Effective Training is Key to Managing the Risks of Staff Turnover

By the Nonprofit Risk Management Center Team

Turnover is a recurring challenge for nonprofit organizations. Paid and volunteer staff may move on to new challenges or better paying positions. From time to time, a nonprofit may need to terminate the employment of a poor performer or lay off employees during an economic downturn. In all the cases except layoffs, the nonprofit faces the challenge of filling open positions plus the need to train new personnel to do their jobs effectively. In the case of layoffs, remaining staff may need to be trained to take on new duties. These scenarios can be extremely disruptive to your organization.

Turnover is also costly. The time and resources required for recruitment and conventional classroom and one-on-one training are substantial. Yet having staff and volunteers who are unequipped can be even more costly, when mistakes are made, rules broken, or even laws violated. Interestingly, surveys of the results of exit-interviews for departing employees reveal that complaints about inadequate training are common. Disagreements with a supervisor and dissatisfaction with pay, benefits or training top the list of complaints reported on exit interview forms.

Alternatively, having an effective training program reaps benefits for your nonprofit. As staff, directors, and volunteers participate in a thoughtful training program, they are better equipped to succeed in their roles as they acquire new skills and knowledge to put to work in your nonprofit.

Risk Management Strategies

What can your nonprofit do to manage the training-related risks associated with staff turnover?

  • Identify key training needs for all positions — One place to start is identifying the training needs of each position at the nonprofit. What training and orientation will a new Director of Finance require?
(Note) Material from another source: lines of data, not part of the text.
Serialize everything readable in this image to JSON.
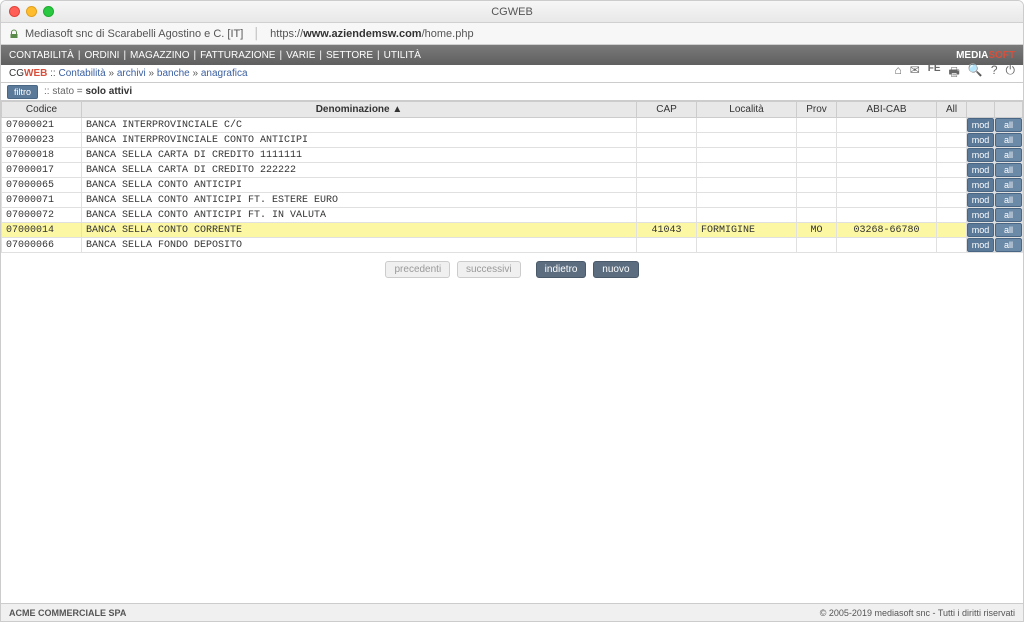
{
  "window": {
    "title": "CGWEB"
  },
  "urlbar": {
    "cert": "Mediasoft snc di Scarabelli Agostino e C. [IT]",
    "url_prefix": "https://",
    "url_host": "www.aziendemsw.com",
    "url_path": "/home.php"
  },
  "menubar": {
    "items": [
      "CONTABILITÀ",
      "ORDINI",
      "MAGAZZINO",
      "FATTURAZIONE",
      "VARIE",
      "SETTORE",
      "UTILITÀ"
    ],
    "brand_left": "MEDIA",
    "brand_right": "SOFT"
  },
  "breadcrumb": {
    "prefix_cg": "CG",
    "prefix_web": "WEB",
    "sep": " :: ",
    "items": [
      "Contabilità",
      "archivi",
      "banche",
      "anagrafica"
    ]
  },
  "filter": {
    "button": "filtro",
    "label": ":: stato = ",
    "value": "solo attivi"
  },
  "table": {
    "headers": {
      "codice": "Codice",
      "denominazione": "Denominazione ▲",
      "cap": "CAP",
      "localita": "Località",
      "prov": "Prov",
      "abicab": "ABI-CAB",
      "all": "All"
    },
    "row_buttons": {
      "mod": "mod",
      "all": "all"
    },
    "rows": [
      {
        "codice": "07000021",
        "denom": "BANCA INTERPROVINCIALE C/C",
        "cap": "",
        "loc": "",
        "prov": "",
        "abi": "",
        "highlight": false
      },
      {
        "codice": "07000023",
        "denom": "BANCA INTERPROVINCIALE CONTO ANTICIPI",
        "cap": "",
        "loc": "",
        "prov": "",
        "abi": "",
        "highlight": false
      },
      {
        "codice": "07000018",
        "denom": "BANCA SELLA CARTA DI CREDITO 1111111",
        "cap": "",
        "loc": "",
        "prov": "",
        "abi": "",
        "highlight": false
      },
      {
        "codice": "07000017",
        "denom": "BANCA SELLA CARTA DI CREDITO 222222",
        "cap": "",
        "loc": "",
        "prov": "",
        "abi": "",
        "highlight": false
      },
      {
        "codice": "07000065",
        "denom": "BANCA SELLA CONTO ANTICIPI",
        "cap": "",
        "loc": "",
        "prov": "",
        "abi": "",
        "highlight": false
      },
      {
        "codice": "07000071",
        "denom": "BANCA SELLA CONTO ANTICIPI FT. ESTERE EURO",
        "cap": "",
        "loc": "",
        "prov": "",
        "abi": "",
        "highlight": false
      },
      {
        "codice": "07000072",
        "denom": "BANCA SELLA CONTO ANTICIPI FT. IN VALUTA",
        "cap": "",
        "loc": "",
        "prov": "",
        "abi": "",
        "highlight": false
      },
      {
        "codice": "07000014",
        "denom": "BANCA SELLA CONTO CORRENTE",
        "cap": "41043",
        "loc": "FORMIGINE",
        "prov": "MO",
        "abi": "03268-66780",
        "highlight": true
      },
      {
        "codice": "07000066",
        "denom": "BANCA SELLA FONDO DEPOSITO",
        "cap": "",
        "loc": "",
        "prov": "",
        "abi": "",
        "highlight": false
      }
    ]
  },
  "pager": {
    "prev": "precedenti",
    "next": "successivi",
    "back": "indietro",
    "new": "nuovo"
  },
  "footer": {
    "company": "ACME COMMERCIALE SPA",
    "copyright": "© 2005-2019 mediasoft snc - Tutti i diritti riservati"
  }
}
What training will the new Receptionist require in order to greet visitors appropriately and route callers to the staff person who can help them?
  • Institutionalize training — Many nonprofits offer training on an ad-hoc basis. When a new employee arrives, someone in the organization is asked to “train” the newcomer. Will the person who drew the short straw remember to communicate key policies? Will they remember to discuss the nonprofit’s Code of Conduct in addition to how to use the organization’s phone system? Too often, ad-hoc training falls short. The “fallout” is a new employee who feels that he or she hasn’t been equipped to succeed. Training should be standardized or institutionalized, especially when it is likely that more than one employee will require the training, or the information being communicated must be followed precisely and is of a technical nature (e.g. how to disarm the nuclear reactor, or how to transfer calls from the main switchboard!). Creating a training program that can be viewed by many personnel in the nonprofit saves time in the long run and ensures that all personnel who “need to know” actually receive the same information.
  • Conduct exit interviews for all departing staff — Use the opportunity presented by the departure of an employee to gauge whether your training system is adequate. In addition to alerting the nonprofit to issues that may create legal exposure for the organization, exit interviews often yield valuable information about the reasons staff are heading for the want ads. Include the following questions in your exit interviews:
    • Do you feel you were given adequate training to do your job effectively?
    • What additional training would be helpful to a person holding your position?
  • Tap modern technology for staff training — With the availability of webinars, downloadable audio files, and other technology-inspired delivery mechanisms, there is no need to rely solely on person to person training programs or briefings in the nonprofit’s conference room. Today’s new recruits are more likely to be comfortable watching a PowerPoint presentation while seated at their desk or listening to an audio file downloaded to their laptop or MP3 player. In addition, web-based programs offer the added benefit of the ability to track compliance with your training requirements. A thoughtful online training system should enable you to track who attended the training, how they fared, and when they completed the classes to which they were assigned. With so many technology-based options available, and the relatively low cost of creating or obtaining training programs, it’s sound management practice to consider a high tech delivery system when designing the training your nonprofit staff require.